Thursday, January 13, 2005

I just had a thought which I thought was fun enough to post. I'm reading Mr. Clean's Christmas gift to me, The Question of God, which is basically a Harvard course in book form comparing and contrasting the views of C.S. Lewis and Sigmund Freud. It's quite entertaining. Anyway, I was reading this book and towards the end we get to the problem of pain, so-called. Personally I'm inclined to agree with Lewis that the capacity for evil is intrinsic in free will, and that only free will "makes possible any love or goodness or joy worth having."

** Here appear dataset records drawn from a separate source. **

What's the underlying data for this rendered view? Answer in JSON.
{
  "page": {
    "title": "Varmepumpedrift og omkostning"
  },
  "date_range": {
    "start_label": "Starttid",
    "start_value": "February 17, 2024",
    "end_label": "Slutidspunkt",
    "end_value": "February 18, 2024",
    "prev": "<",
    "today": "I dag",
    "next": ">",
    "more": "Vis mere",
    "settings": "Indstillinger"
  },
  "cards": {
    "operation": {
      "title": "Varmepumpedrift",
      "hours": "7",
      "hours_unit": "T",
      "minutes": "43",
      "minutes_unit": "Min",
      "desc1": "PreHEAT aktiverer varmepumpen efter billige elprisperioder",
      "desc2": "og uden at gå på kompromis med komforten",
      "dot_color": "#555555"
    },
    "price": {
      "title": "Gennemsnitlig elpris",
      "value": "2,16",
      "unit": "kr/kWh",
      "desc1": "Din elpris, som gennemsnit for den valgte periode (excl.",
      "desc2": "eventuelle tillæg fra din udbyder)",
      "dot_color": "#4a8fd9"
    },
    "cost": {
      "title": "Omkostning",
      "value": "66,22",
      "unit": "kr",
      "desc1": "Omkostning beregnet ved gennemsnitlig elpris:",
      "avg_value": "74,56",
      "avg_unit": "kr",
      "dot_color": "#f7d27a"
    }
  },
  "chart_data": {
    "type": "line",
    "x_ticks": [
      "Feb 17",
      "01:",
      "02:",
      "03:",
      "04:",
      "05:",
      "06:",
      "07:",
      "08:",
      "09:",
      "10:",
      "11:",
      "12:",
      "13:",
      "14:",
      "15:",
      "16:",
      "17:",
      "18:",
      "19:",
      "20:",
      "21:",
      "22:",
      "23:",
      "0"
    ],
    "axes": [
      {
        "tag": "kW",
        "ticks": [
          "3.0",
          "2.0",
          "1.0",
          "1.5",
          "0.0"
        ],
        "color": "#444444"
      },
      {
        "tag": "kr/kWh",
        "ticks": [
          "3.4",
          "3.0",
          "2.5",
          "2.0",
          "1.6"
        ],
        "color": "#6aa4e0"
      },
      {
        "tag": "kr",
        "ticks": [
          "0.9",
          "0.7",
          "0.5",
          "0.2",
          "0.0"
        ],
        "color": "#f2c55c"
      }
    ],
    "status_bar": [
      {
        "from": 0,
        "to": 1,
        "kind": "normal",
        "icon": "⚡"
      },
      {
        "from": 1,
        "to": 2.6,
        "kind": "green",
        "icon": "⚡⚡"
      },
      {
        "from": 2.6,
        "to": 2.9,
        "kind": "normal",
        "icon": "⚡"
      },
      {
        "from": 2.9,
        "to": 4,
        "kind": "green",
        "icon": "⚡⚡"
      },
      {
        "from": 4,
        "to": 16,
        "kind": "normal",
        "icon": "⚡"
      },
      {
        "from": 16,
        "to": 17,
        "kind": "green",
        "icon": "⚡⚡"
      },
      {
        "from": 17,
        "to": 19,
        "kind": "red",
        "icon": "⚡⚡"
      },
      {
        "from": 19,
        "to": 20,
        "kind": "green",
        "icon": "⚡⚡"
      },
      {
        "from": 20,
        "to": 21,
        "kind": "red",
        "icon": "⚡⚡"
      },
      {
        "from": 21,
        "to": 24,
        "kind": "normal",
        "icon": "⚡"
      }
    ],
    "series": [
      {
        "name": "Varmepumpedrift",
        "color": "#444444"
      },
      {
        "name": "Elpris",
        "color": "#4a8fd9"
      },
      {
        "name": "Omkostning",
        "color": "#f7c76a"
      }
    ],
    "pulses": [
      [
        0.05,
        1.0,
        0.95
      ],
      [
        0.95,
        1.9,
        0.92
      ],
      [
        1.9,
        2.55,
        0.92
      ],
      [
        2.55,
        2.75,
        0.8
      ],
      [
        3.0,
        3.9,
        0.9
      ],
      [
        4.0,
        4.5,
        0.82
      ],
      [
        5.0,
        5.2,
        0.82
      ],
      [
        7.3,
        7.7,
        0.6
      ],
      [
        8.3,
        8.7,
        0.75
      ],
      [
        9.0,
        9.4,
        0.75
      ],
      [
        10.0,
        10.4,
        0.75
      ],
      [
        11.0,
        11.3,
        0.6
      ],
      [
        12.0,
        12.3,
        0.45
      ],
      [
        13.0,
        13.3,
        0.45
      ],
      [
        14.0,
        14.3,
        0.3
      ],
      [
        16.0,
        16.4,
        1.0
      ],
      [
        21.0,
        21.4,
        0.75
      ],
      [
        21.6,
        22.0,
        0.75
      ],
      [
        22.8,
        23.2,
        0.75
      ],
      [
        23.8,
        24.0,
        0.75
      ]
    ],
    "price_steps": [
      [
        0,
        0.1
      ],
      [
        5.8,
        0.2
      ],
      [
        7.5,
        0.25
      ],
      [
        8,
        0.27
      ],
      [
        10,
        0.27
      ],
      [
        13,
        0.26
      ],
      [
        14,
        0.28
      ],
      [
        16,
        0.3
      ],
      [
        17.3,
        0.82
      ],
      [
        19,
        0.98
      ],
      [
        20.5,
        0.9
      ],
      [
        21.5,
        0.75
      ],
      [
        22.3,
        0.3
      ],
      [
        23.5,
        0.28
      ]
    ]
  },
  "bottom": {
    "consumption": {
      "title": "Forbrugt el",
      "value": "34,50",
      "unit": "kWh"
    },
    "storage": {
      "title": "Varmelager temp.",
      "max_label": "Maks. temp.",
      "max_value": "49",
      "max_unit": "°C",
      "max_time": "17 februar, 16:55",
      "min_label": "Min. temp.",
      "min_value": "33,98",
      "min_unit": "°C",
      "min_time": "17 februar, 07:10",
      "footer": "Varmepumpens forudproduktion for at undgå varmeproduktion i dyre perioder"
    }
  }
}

But of course I am further of the conviction that at some point evil will be a thing of the past. You see the implication from the above conviction: evidently I believe that at some point in human history (although "history" seems like an odd word to use for the Phoenix Earth) my entire race will be constituted such that it is simply not in our nature to choose to be evil. Instead of fumbling around as we do now, driven by some sort of impulse(s) to be good and finding ourselves only poorly successful only part of the time, I imagine a day when goodness (and all that it implies) is as natural as breathing.

And what about this fumbling about? This is actually what I think about most often when I contemplate the "problem of pain." What about that day when the fairy tale comes true and my race chooses always the same? Sometimes I wonder if that might not be ... well, boring. Now of course if you unpack what is meant by "same" you see that that is nonsense. Boring is, at bottom, a form of unhappiness, of discontentedness, of dissatisfaction. To imagine that such a thing will be present on a planet which is by hypothesis absent those very things and full of their opposites is preposterous, and the sort of thing one shouldn't need a university education to see.

Today as I was reading though I was struck by an image that made the same point more viscerally, and in the hopes that it might do the same for some of you I thought I would share it. A world where goodness is natural would be like riding a fighter plane at the edge of its performance envelope, all the time - always one twitch of the stick from disaster, and never quite going over the edge. To say that the true exhileration comes from the mistakes is foolish; the exhileration comes from finally getting the daring maneuver just right. Or to put it another way, it would be like flying in a perfect redowa all the time. We don't find our redowas exhilerating when we're out of synch with our partner or we stumble. It's exhilerating when you finally get it right, when you can power through free-form hungroise variations and pivots and Viennese steps and back all without effort, knowing that you're really riding the razor's edge and riding it.